We’ve come a long way from there; what the Egyptians – and even mediaeval Europeans – called cake wouldn’t be recognisable to us as such today.
Although the Egyptians wouldn’t even have called it cake; that’s a word that has been used in Britain since the thirteenth century, and is a derivation of the old Norse word, kaka.
First Cakes
The first cakes bore a strong similarity to bread. The Romans sometimes added egg or butter, and sweetened the dough with honey, sometimes including nuts or dried fruit.
The richer you were, it seems, the more often you could eat cake, and they frequently formed part of banquets. In 14th century Britain, Chaucer writes of immense cakes made for special occasions. He records one that was made with 13 kilograms of flour and contained butter, cream, eggs, spices, currants and honey.

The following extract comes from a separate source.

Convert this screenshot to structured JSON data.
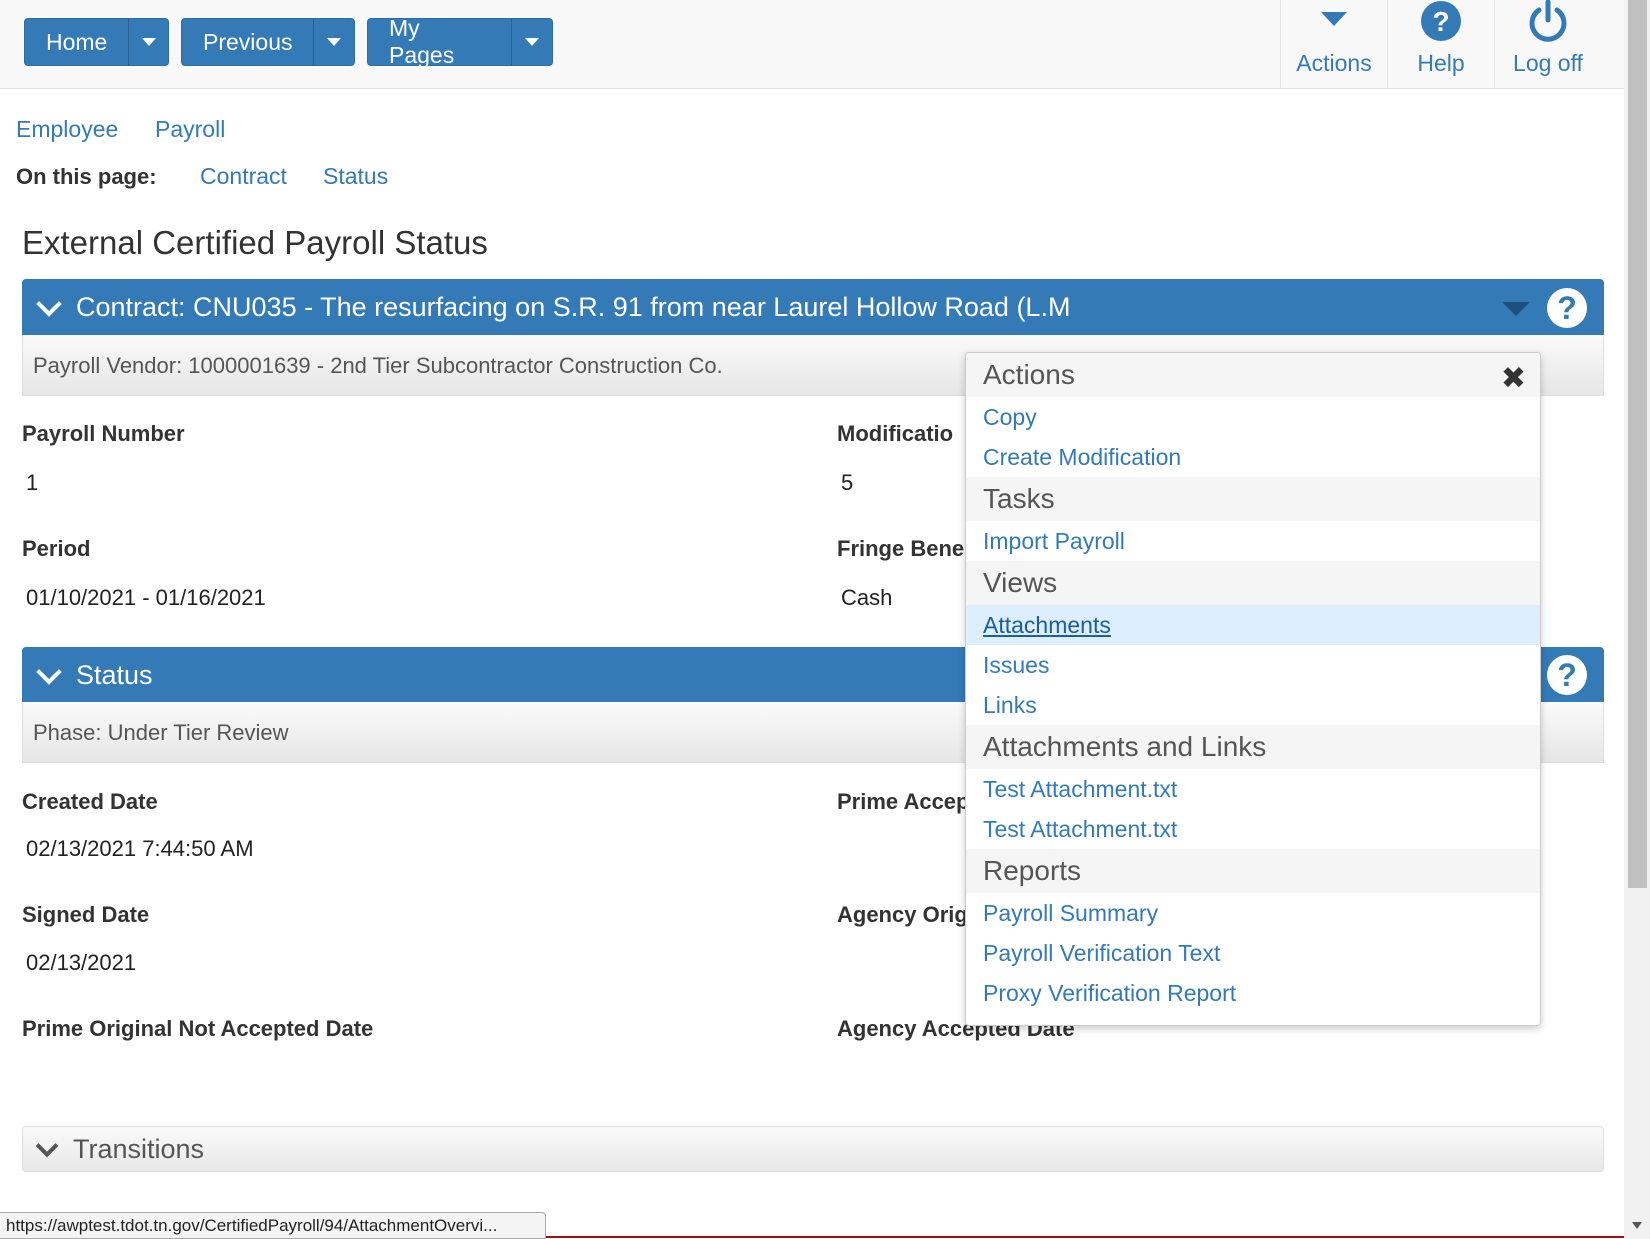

A prime feature of a cake was its shape: round and flat. Shaped by hand into a ball, the dough naturally relaxed out to a circular shape. By the seventeenth century, cake hoops were being used to cook the cake. Made of wood or tin, these ensured the cake kept a neat round shape.
Cake in Ritual
Around the world, cakes have played a central role in people’s worship and rituals, with the circular shape symbolising the cyclical nature of the seasons and life. The Chinese offered up round cakes at harvest time to honour their moon goddess, Heng O; Russians traditionally made blini, thin round cakes, to pay their respects to a god; and the ancient Celts, on the first day of Spring, rolled cakes down a hill hoping to persuade the sun to keep on rotating.
Even today, at any special event, there is likely to be a cake of some sort involved in the Celebration, but now let’s get back to how the flat bread-like cake evolved into today’s Victoria Sponge.
Giving Cake a Rise
While yeast was the prime raising agent at first, it was in the middle of the nineteenth century that a discovery was made that changed how cakes were made, how they looked and how they tasted.

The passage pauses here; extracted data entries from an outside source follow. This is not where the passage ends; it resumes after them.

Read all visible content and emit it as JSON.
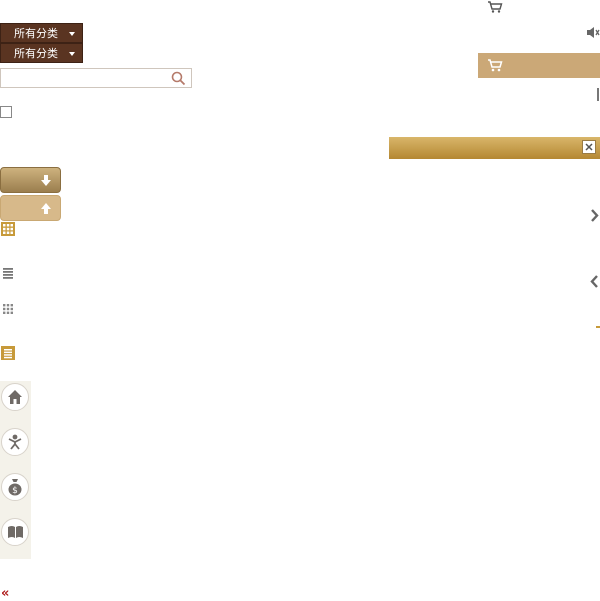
{
  "category_selector": {
    "primary_label": "所有分类",
    "secondary_label": "所有分类"
  },
  "search": {
    "placeholder": "",
    "icon": "search-icon"
  },
  "sort_buttons": {
    "down_icon": "arrow-down-icon",
    "up_icon": "arrow-up-icon"
  },
  "view_modes": [
    "grid-view-active-icon",
    "list-view-icon",
    "grid-view-icon",
    "list-view-active-icon"
  ],
  "side_nav": [
    "home-icon",
    "user-icon",
    "money-bag-icon",
    "book-icon"
  ],
  "collapse_label": "«",
  "header": {
    "cart_icon": "cart-icon",
    "speaker_icon": "speaker-icon"
  },
  "colors": {
    "brand_dark": "#5a3421",
    "gold": "#c8a25a",
    "tan": "#cba877",
    "collapse_red": "#b01e1e"
  }
}
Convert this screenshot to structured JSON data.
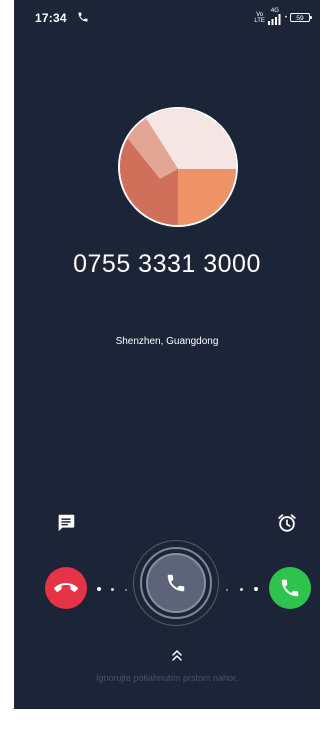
{
  "status_bar": {
    "time": "17:34",
    "network_top": "4G",
    "volte_top": "Vo",
    "volte_bottom": "LTE",
    "battery": "59"
  },
  "caller": {
    "number": "0755 3331 3000",
    "location": "Shenzhen, Guangdong"
  },
  "actions": {
    "message_icon": "message-icon",
    "reminder_icon": "alarm-clock-icon",
    "reject_icon": "hang-up-icon",
    "answer_icon": "phone-icon"
  },
  "hint": {
    "text": "Ignorujte potiahnutím prstom nahor."
  },
  "colors": {
    "background": "#1c2438",
    "reject": "#e63446",
    "answer": "#2ec34d",
    "handle": "#5b6478"
  }
}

Alfred Bird, a British chemist, introduced an improved type of baking powder, a mixture of bicarbonate of soda and an acid, as a raising agent in the place of yeast. This allowed for greater leavening with less effort, and this, combined with an improvement in temperature accuracy and constancy in ovens, meant that cake baking really took off – even if it was in slightly different directions depending on country!
Around the World
In Britain, cakes have a wholesomeness about them; they’re satisfying. Simple ingredients are taken and combined to make something yummy and, usually, quite substantial.
On the other hand, the French word, gateau, suggests a much lighter cake, often filled with cream (or more likely crème patisserie) and fruit, very beautifully decorated and presented. Other European cakes tend to be along similar lines or richer, like Sachertorte, or more Pastry-based. While ‘home-made’ is a prized label in Britain, our European counterparts are more likely to sing the praises of the local patisserie.

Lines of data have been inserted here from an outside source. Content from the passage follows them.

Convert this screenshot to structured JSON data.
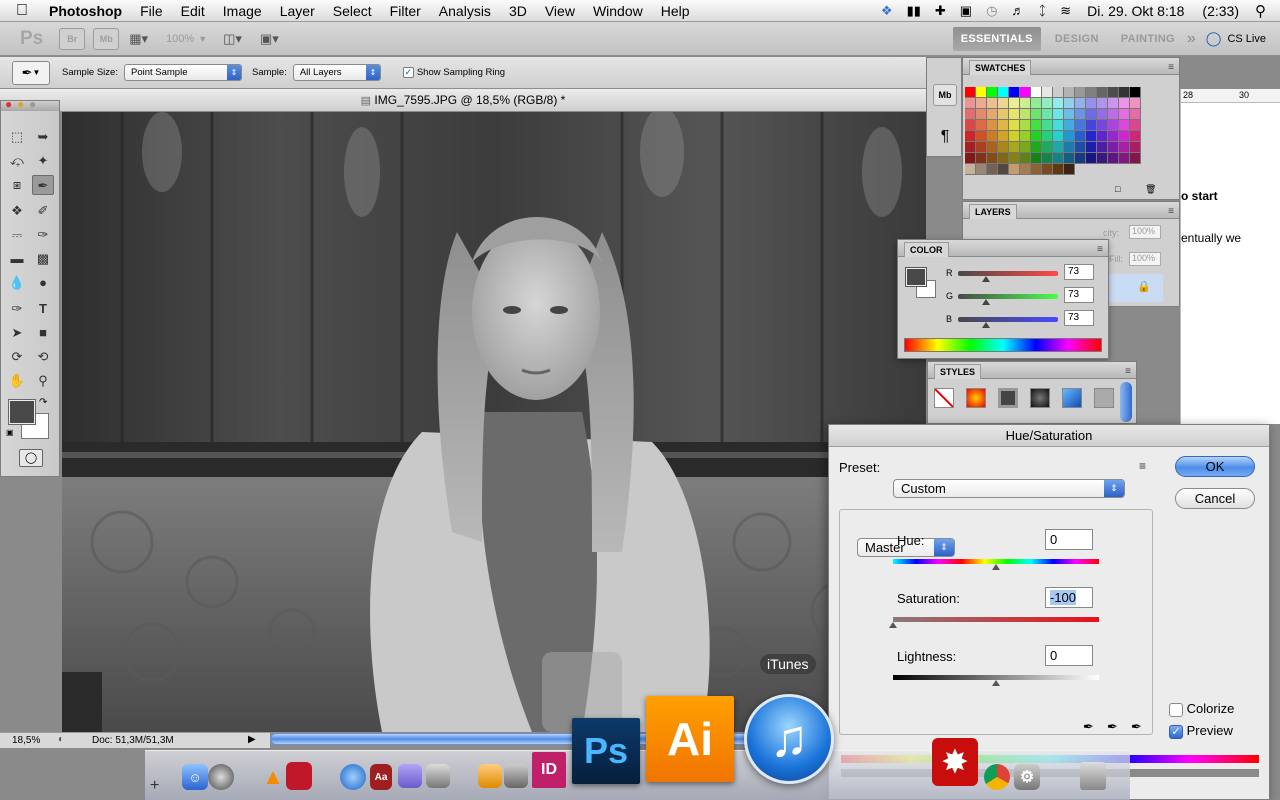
{
  "menubar": {
    "apple": "",
    "app_name": "Photoshop",
    "items": [
      "File",
      "Edit",
      "Image",
      "Layer",
      "Select",
      "Filter",
      "Analysis",
      "3D",
      "View",
      "Window",
      "Help"
    ],
    "datetime": "Di. 29. Okt  8:18",
    "battery": "(2:33)"
  },
  "appbar": {
    "ps_label": "Ps",
    "br_label": "Br",
    "mb_label": "Mb",
    "zoom": "100%",
    "workspaces": [
      "ESSENTIALS",
      "DESIGN",
      "PAINTING"
    ],
    "more": "»",
    "cs_live": "CS Live"
  },
  "options": {
    "sample_size_label": "Sample Size:",
    "sample_size_value": "Point Sample",
    "sample_label": "Sample:",
    "sample_value": "All Layers",
    "ring_label": "Show Sampling Ring",
    "ring_checked": true
  },
  "document": {
    "title": "IMG_7595.JPG @ 18,5% (RGB/8) *",
    "zoom": "18,5%",
    "doc_size": "Doc: 51,3M/51,3M"
  },
  "swatches": {
    "tab": "SWATCHES"
  },
  "layers": {
    "tab": "LAYERS",
    "opacity_label": "city:",
    "opacity": "100%",
    "fill_label": "Fill:",
    "fill": "100%"
  },
  "color": {
    "tab": "COLOR",
    "r_label": "R",
    "r": "73",
    "g_label": "G",
    "g": "73",
    "b_label": "B",
    "b": "73"
  },
  "styles": {
    "tab": "STYLES"
  },
  "background_doc": {
    "ruler_28": "28",
    "ruler_30": "30",
    "text1": "o start",
    "text2": "entually we"
  },
  "huesat": {
    "title": "Hue/Saturation",
    "preset_label": "Preset:",
    "preset_value": "Custom",
    "channel": "Master",
    "hue_label": "Hue:",
    "hue": "0",
    "saturation_label": "Saturation:",
    "saturation": "-100",
    "lightness_label": "Lightness:",
    "lightness": "0",
    "ok": "OK",
    "cancel": "Cancel",
    "colorize_label": "Colorize",
    "colorize_checked": false,
    "preview_label": "Preview",
    "preview_checked": true
  },
  "dock": {
    "tooltip": "iTunes",
    "ps_label": "Ps",
    "ai_label": "Ai",
    "id_label": "ID"
  }
}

Further into Eastern Europe the cakes are darker, spicier and fruitier, while the Far East has very little tradition of cake-baking.
America took cake baking to its heart and has a fine tradition that blends home-made (like brownies) with fancy (like frosted devil’s food cake).
Changing Trends
The ability to make the lightest of sponges or the most delicious Fruit Cake was one of the prized virtues of a housewife for the first half of the twentieth century. Then the Sixties’ brought women’s lib, ushering in a different era, where women left the home to go out to work leaving little time or inclination for home baking.
But things, as we said earlier, tend to be cyclical. Eating healthily – and knowing what’s in what we’re eating – is valued more than ever today. And, as anyone who has ever come home to a warm kitchen and the smell of a cake baking will tell you, ‘Nothing beats a home-made cake!’